Infosec leaders around the world are being urged to heed warnings from national computer emergency teams, software suppliers and cybersecurity experts about a critical logging-related vulnerability in Apache, Apple iCloud and other business applications. Managed service providers are likely also affected, say experts.
The bug, CVE-2021-44228, affects a Java logging package called log4j. It was revealed Thursday by Lunasec and on Friday by Huntress Labs, and is already being exploited, according to an alert from the Canadian Centre for Cyber Security. The U.S. Cyber Security and Infrastructure Security Agency also issued a notification.
Huntress reports that ConnectWise has issued advisories and concerns for ConnectWise Manage installations, N-able has confirmed that its RMM and N-Central are affected, and one researcher says the UniFi controller platform is also vulnerable.
Log4j is a library that helps IT administrators create logs. An attacker who can control log messages or log message parameters can execute arbitrary code loaded from Lightweight Directory Access Protocol (LDAP) servers when message lookup substitution is enabled, says the National Institute of Standards and Technology (NIST).
The vulnerability is in log4j versions 2.0-beta9 to 2.14.1. Within hours of being notified, Apache issued version 2.15.0 for application developers; it disables message lookup substitution by default. Oracle has also distributed the patch. However, developers now have to push out updates for their applications, which may give time for exploitation to attackers. In the meantime, IT managers will have to rely on advice from application providers to apply mitigations.
Adobe also says Java 7+ users should migrate to version 2.8.2 or avoid using the socket server classes. Java 6 users should avoid using the TCP or UDP socket server classes, or they can manually backport the security fix from 2.8.2.
Many open source projects like the Minecraft server, called Paper, have already begun patching their usage of log4j, according to LunaSec
In an interview, Johannes Ullrich, dean of research at the SANS Institute, predicted it will take years for organizations and cloud providers to patch their applications to close this hole. Oracle is still patching some of its applications from different log4j vulnerabilities discovered several years ago, he pointed out.
“This is one of those issues like Java (Apache) Struts and Heartbleed, where we have a library included in tons and tons of mission-critical software. The exploit allows you to completely take over a system it’s running on. It will be an absolute nightmare to patch this vulnerability in large enterprise environments.”
One worry is that threat actors may have already exploited the vulnerability, he said, so patching for them is too late.
Asked what IT managers should be doing, Ullrich said they should be trying to identify software in their environments that includes log4j. “If the software is written in Java then it’s often using log4j. There are some configuration changes that you can make that may help. Depending on how the library’s being used, it may not even reach those configuration changes if you link them back to an application’s configuration file.
“You may be able to add additional security around an application, like additional firewall rules and intrusion protection rules that block the vulnerability. Try to find whatever mitigating rule you can find to add additional layers to sort of put ‘bubble wrap’ around those applications.”
The notice from LunaSec includes temporary mitigations, he added.
The vulnerability can be triggered by an attacker sending a string from a server to an application with a vulnerable version of log4j. A threat actor might supply special text in an HTTP User-Agent header or a simple POST form request, says Huntress.

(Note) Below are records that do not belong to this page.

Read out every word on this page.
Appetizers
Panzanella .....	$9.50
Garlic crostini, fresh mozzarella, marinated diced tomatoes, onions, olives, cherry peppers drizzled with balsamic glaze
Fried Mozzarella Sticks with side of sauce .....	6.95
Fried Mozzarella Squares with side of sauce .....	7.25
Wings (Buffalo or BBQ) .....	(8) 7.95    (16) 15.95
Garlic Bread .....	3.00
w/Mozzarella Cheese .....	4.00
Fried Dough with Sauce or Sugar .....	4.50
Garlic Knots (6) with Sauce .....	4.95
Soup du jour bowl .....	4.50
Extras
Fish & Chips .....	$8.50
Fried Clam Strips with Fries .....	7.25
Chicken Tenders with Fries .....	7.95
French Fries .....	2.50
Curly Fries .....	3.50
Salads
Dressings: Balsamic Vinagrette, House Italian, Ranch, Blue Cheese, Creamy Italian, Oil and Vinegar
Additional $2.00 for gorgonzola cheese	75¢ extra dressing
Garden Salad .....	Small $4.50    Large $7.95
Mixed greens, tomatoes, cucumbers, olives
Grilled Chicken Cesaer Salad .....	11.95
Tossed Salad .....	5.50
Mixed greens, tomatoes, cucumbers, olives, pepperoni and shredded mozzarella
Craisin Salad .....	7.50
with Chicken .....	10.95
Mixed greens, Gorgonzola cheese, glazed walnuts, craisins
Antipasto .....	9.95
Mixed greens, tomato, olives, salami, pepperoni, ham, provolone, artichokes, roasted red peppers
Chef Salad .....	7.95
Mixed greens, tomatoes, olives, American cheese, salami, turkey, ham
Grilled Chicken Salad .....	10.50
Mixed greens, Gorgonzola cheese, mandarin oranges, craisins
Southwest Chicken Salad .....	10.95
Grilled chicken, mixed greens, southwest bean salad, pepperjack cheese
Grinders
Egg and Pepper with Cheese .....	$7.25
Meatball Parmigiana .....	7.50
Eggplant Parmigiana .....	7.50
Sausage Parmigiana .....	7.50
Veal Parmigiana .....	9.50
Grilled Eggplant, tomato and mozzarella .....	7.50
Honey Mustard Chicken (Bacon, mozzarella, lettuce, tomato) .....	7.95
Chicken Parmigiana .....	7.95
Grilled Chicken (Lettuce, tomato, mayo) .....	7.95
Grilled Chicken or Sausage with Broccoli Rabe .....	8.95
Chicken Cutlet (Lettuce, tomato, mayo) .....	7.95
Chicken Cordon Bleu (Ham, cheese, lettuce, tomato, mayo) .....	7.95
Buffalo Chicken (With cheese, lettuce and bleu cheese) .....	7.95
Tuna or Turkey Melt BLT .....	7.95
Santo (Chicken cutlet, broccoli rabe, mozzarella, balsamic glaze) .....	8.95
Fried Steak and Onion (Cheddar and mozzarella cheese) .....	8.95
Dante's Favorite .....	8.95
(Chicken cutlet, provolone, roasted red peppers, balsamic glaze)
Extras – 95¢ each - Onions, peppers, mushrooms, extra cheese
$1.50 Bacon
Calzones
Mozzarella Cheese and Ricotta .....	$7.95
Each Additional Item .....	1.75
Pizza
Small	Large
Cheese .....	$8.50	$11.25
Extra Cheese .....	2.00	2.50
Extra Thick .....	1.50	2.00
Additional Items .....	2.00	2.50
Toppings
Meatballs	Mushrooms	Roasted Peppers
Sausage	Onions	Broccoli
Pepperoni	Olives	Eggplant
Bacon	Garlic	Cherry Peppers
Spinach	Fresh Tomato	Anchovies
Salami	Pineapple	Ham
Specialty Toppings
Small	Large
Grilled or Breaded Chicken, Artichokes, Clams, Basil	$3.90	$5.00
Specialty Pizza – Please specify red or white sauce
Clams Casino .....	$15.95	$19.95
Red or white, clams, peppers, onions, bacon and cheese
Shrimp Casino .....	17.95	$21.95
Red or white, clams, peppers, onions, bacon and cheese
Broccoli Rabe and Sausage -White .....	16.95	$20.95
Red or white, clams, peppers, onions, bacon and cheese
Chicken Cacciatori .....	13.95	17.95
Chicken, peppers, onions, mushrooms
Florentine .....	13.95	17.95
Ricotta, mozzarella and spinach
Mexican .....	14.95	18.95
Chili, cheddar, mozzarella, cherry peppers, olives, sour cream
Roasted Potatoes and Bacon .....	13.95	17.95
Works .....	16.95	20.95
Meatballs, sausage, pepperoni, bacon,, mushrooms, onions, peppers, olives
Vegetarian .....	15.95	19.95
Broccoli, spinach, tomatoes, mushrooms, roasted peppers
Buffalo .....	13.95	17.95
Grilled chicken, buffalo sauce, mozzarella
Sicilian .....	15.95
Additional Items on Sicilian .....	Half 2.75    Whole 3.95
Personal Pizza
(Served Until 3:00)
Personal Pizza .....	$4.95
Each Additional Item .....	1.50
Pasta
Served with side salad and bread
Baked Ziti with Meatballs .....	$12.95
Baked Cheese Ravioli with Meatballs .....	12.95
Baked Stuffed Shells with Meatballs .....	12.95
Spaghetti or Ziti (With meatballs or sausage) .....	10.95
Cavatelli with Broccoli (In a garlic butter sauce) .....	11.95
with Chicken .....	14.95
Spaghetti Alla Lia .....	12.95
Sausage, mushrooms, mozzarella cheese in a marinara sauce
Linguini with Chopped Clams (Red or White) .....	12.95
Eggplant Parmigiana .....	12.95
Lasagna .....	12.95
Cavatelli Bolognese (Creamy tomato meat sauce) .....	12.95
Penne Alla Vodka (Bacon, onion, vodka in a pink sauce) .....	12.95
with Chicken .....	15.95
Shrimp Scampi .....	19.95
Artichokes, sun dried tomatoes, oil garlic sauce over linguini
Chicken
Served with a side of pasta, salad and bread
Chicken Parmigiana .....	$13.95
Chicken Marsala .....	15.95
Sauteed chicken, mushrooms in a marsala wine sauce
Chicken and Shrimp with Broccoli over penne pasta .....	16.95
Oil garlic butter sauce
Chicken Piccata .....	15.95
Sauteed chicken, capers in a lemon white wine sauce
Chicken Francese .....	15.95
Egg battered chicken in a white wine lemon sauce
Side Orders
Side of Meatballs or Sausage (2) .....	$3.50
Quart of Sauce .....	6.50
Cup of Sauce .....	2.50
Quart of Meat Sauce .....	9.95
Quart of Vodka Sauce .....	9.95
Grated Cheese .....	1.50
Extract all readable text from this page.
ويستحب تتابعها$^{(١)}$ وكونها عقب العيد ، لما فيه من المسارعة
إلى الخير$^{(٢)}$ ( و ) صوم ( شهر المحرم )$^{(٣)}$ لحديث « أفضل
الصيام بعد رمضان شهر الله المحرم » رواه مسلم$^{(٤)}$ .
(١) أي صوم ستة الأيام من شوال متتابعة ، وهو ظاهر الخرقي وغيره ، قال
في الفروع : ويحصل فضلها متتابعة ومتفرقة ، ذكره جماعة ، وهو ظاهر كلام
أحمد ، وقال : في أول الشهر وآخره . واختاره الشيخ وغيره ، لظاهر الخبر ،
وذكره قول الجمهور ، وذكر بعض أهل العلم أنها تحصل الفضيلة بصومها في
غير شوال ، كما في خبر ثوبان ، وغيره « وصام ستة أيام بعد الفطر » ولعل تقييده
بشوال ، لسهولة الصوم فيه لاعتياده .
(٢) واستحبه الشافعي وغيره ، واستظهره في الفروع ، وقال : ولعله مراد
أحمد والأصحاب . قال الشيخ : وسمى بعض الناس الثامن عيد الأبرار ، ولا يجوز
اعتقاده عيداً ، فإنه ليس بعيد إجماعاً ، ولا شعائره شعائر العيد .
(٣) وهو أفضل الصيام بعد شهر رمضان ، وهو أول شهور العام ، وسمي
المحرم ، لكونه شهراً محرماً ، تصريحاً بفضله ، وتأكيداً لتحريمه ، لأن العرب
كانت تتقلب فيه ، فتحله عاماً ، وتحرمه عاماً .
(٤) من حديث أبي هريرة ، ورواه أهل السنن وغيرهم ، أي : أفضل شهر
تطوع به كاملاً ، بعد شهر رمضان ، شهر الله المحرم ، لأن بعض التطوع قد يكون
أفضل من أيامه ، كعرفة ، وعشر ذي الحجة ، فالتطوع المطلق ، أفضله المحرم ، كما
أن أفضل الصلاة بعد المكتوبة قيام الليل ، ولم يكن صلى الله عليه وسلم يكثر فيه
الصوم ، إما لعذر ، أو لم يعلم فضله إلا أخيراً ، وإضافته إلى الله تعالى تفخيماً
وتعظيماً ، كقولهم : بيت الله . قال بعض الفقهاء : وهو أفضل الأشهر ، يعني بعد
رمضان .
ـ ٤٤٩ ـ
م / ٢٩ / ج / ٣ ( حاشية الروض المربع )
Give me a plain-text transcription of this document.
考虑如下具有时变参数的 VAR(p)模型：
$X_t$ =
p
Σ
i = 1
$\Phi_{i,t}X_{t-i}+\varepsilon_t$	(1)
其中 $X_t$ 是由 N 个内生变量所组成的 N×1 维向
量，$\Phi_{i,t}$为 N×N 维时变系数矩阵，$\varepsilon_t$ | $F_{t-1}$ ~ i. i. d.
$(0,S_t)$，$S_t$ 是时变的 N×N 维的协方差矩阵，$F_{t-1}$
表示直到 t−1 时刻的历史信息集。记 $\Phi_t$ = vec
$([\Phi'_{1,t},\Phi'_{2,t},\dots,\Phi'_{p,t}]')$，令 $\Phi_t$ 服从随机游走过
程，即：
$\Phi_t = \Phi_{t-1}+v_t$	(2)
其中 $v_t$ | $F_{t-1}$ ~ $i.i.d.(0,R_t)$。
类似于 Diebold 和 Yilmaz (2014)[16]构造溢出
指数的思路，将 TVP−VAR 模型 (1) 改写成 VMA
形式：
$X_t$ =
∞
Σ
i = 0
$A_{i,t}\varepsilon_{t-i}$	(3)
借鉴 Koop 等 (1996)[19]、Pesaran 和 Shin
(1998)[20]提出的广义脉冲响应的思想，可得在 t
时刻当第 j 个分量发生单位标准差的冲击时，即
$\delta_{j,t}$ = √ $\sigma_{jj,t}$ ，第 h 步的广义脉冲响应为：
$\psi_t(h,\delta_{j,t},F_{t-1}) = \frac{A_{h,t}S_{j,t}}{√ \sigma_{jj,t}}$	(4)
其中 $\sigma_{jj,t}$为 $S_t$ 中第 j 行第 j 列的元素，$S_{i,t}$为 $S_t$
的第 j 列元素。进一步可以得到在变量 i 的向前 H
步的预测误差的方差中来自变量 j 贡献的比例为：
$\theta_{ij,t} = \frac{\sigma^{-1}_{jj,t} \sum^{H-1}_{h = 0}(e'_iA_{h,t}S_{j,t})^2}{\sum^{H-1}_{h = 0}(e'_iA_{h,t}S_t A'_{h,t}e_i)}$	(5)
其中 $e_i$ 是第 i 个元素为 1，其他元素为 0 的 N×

Huntress has created a tool to help IT departments test whether their applications are vulnerable.
Arshan Dabirsiaghi, co-founder and chief scientist at Contrast Security, said that any Java application that logs data uses log4j. It’s the most popular logging framework in the Java ecosystem and is used by millions of applications. “Make no mistake, this is the largest Java vulnerability we have seen in years. It’s absolutely brutal,” he said.
“There are three main questions that teams should answer now—where does this impact me, how can I mitigate the impact right now to prevent exploitation, and how can I locate this and similar issues to prevent future exploitation?”
In an end-of-the-week news commentary, SANS Institute instructor Chris Elgee said the discovery of this vulnerability is a case for continuous in-house pentesting for organizations large enough to support it. “Apache log4j is one of those web application plumbing components that many companies won’t know they’re using – much like Apache Struts 2. In fact, if you’re running Struts 2, you’re likely running a vulnerable version of log4j. Further, much like Struts vulnerabilities, it’s the kind of flaw that generally needs to be checked actively and won’t come up in typical vulnerability scans.”